Modern physics, in many ways, is so full of wonders and counterintuitive results, that it seems rather natural that it is often compared with mysticism. This is especially apparent when talking about quantum mechanics, which, ever since its creation in the beginning of the 20th century, attracted attention from those with an interest in occult and Psi phenomena. This is nicely illustrated in the popular book (and the lecture, which can be found here) “How the Hippies Saved Physics”, in which the author discusses the interesting times, back in the early 70s, when a considerable effort was being put, by many scientists, to explain the Psi stuff by using quantum mechanics entanglement in particular. All this draws a very interesting portrait of a time, when the discoveries of modern physics were so jaw dropping that it seemed that even telekinesis, telepathy and other Psi phenomena could be explained using quantum mechanics.

Author: Fritjof Capra

Paperback: 368 pages

Publisher: Shambhala (2010)

ISBN-10: 1590308352

ISBN-13: 978-1590308356

Kindle edition: (n/a)

Reviews: 94 customer reviews

Rating: ★★★★ Ranking: 20,023 US Version UK Version

It’s only natural, that during such a time, a book like “The Tao of Physics” appeared. This little gem by Gritjoj Capra is “an exploration of the parralels between modern physics and Eastern mysticism”. In this popular book, often cited between personal favourite books by many physicists, Capra discusses how modern physics can be related to Eastern mysticism. The book is divided into three major parts – “The Way of Physics”, “The Way of Eastern Mysticism” and “The Parallels”.

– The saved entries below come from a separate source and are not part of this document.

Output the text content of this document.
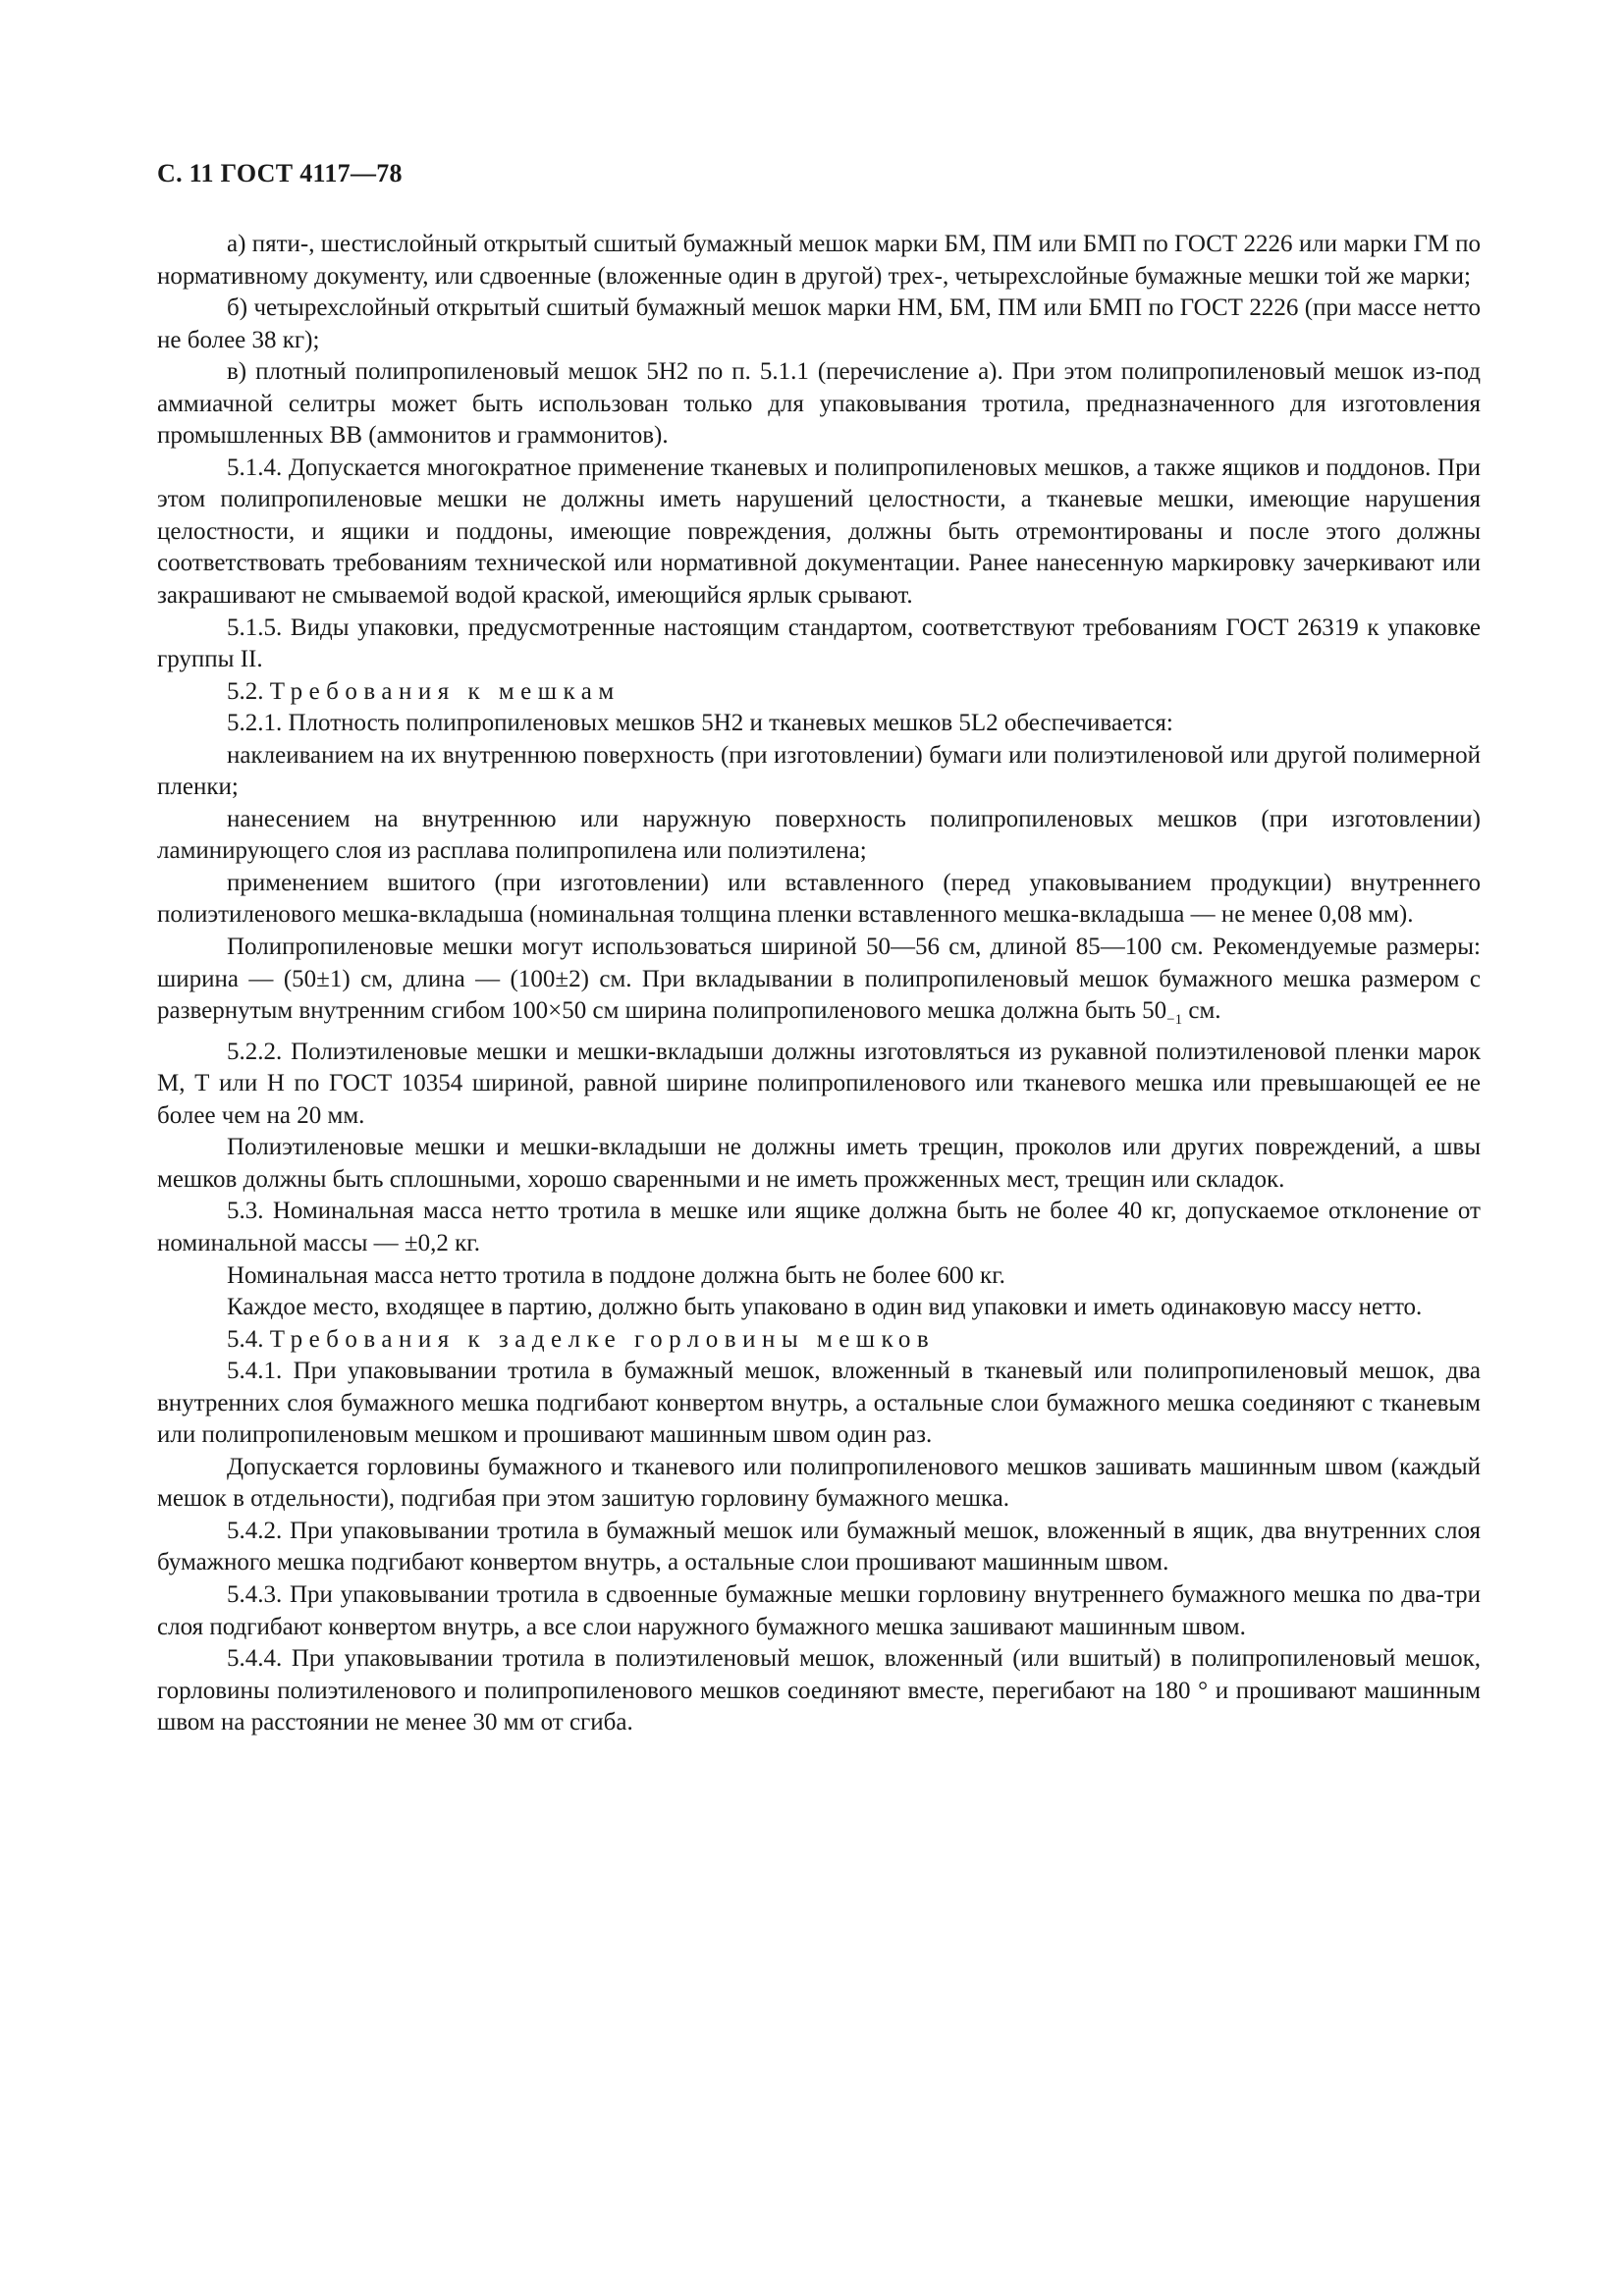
С. 11 ГОСТ 4117—78

а) пяти-, шестислойный открытый сшитый бумажный мешок марки БМ, ПМ или БМП по ГОСТ 2226 или марки ГМ по нормативному документу, или сдвоенные (вложенные один в другой) трех-, четырехслойные бумажные мешки той же марки;

б) четырехслойный открытый сшитый бумажный мешок марки НМ, БМ, ПМ или БМП по ГОСТ 2226 (при массе нетто не более 38 кг);

в) плотный полипропиленовый мешок 5Н2 по п. 5.1.1 (перечисление а). При этом полипропиленовый мешок из-под аммиачной селитры может быть использован только для упаковывания тротила, предназначенного для изготовления промышленных ВВ (аммонитов и граммонитов).

5.1.4. Допускается многократное применение тканевых и полипропиленовых мешков, а также ящиков и поддонов. При этом полипропиленовые мешки не должны иметь нарушений целостности, а тканевые мешки, имеющие нарушения целостности, и ящики и поддоны, имеющие повреждения, должны быть отремонтированы и после этого должны соответствовать требованиям технической или нормативной документации. Ранее нанесенную маркировку зачеркивают или закрашивают не смываемой водой краской, имеющийся ярлык срывают.

5.1.5. Виды упаковки, предусмотренные настоящим стандартом, соответствуют требованиям ГОСТ 26319 к упаковке группы II.

5.2. Требования к мешкам

5.2.1. Плотность полипропиленовых мешков 5Н2 и тканевых мешков 5L2 обеспечивается:

наклеиванием на их внутреннюю поверхность (при изготовлении) бумаги или полиэтиленовой или другой полимерной пленки;

нанесением на внутреннюю или наружную поверхность полипропиленовых мешков (при изготовлении) ламинирующего слоя из расплава полипропилена или полиэтилена;

применением вшитого (при изготовлении) или вставленного (перед упаковыванием продукции) внутреннего полиэтиленового мешка-вкладыша (номинальная толщина пленки вставленного мешка-вкладыша — не менее 0,08 мм).

Полипропиленовые мешки могут использоваться шириной 50—56 см, длиной 85—100 см. Рекомендуемые размеры: ширина — (50±1) см, длина — (100±2) см. При вкладывании в полипропиленовый мешок бумажного мешка размером с развернутым внутренним сгибом 100×50 см ширина полипропиленового мешка должна быть $50_{-1}$ см.

5.2.2. Полиэтиленовые мешки и мешки-вкладыши должны изготовляться из рукавной полиэтиленовой пленки марок М, Т или Н по ГОСТ 10354 шириной, равной ширине полипропиленового или тканевого мешка или превышающей ее не более чем на 20 мм.

Полиэтиленовые мешки и мешки-вкладыши не должны иметь трещин, проколов или других повреждений, а швы мешков должны быть сплошными, хорошо сваренными и не иметь прожженных мест, трещин или складок.

5.3. Номинальная масса нетто тротила в мешке или ящике должна быть не более 40 кг, допускаемое отклонение от номинальной массы — ±0,2 кг.

Номинальная масса нетто тротила в поддоне должна быть не более 600 кг.

Каждое место, входящее в партию, должно быть упаковано в один вид упаковки и иметь одинаковую массу нетто.

5.4. Требования к заделке горловины мешков

5.4.1. При упаковывании тротила в бумажный мешок, вложенный в тканевый или полипропиленовый мешок, два внутренних слоя бумажного мешка подгибают конвертом внутрь, а остальные слои бумажного мешка соединяют с тканевым или полипропиленовым мешком и прошивают машинным швом один раз.

Допускается горловины бумажного и тканевого или полипропиленового мешков зашивать машинным швом (каждый мешок в отдельности), подгибая при этом зашитую горловину бумажного мешка.

5.4.2. При упаковывании тротила в бумажный мешок или бумажный мешок, вложенный в ящик, два внутренних слоя бумажного мешка подгибают конвертом внутрь, а остальные слои прошивают машинным швом.

5.4.3. При упаковывании тротила в сдвоенные бумажные мешки горловину внутреннего бумажного мешка по два-три слоя подгибают конвертом внутрь, а все слои наружного бумажного мешка зашивают машинным швом.

5.4.4. При упаковывании тротила в полиэтиленовый мешок, вложенный (или вшитый) в полипропиленовый мешок, горловины полиэтиленового и полипропиленового мешков соединяют вместе, перегибают на 180 ° и прошивают машинным швом на расстоянии не менее 30 мм от сгиба.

“Laplace, the great mathematician, set himself the ambitious task of refining and perfecting Newton’s calculations in a book which should ‘offer a complete solution of the great mechanical problem presented by the solar system, and bring theory to coincide so closely with observation that empirical equations would no longer find a place in astronomical tables.“

Laplace presented the first edition of his work to Napoleon, as the story goes-Napoleon remarked, ‘Monsieur Laplace, they tell me you have written this large book on the system of the universe, and have never even mentioned its Creator.’ To this Laplace replied bluntly, ‘I had no need for that hypothesis.’

 This rather fun excerpt from the book illustrates the research that was put into this work. And the overall quality reflects the vast knowledge of the author. The same can be said about the “mystical” part of the book, which deals with the eastern mysticism. This is rather natural, as Capra had a great passion for the eastern philosophy. And this work is a junction of his two hobbies and passions – physics and eastern mysticism.

Now I know what some of you are thinking – isn’t it one of those new age books advertising a flawed world view that every mystical thing can be explained by physics. And the answer is actually no it’s not. The book does exactly what it promises – it overviews the parallels between two different philosophies. Still, if you have an allergy for anything mystical, don’t worry – this book can be read as three separate books. That is, you can read it, as a book of history and philosophy of physics, a book of eastern mysticism overview and a book that parallels the two world views. So choose your favourite and enjoy!

Overall, the book is really well-written and can be fully enjoyed by everyone. It is not too technical, thus it is quite easily accessible for everyday readers. As for physicists, I highly recommend it as well, for it is often mentioned among the favourites of many great scientists.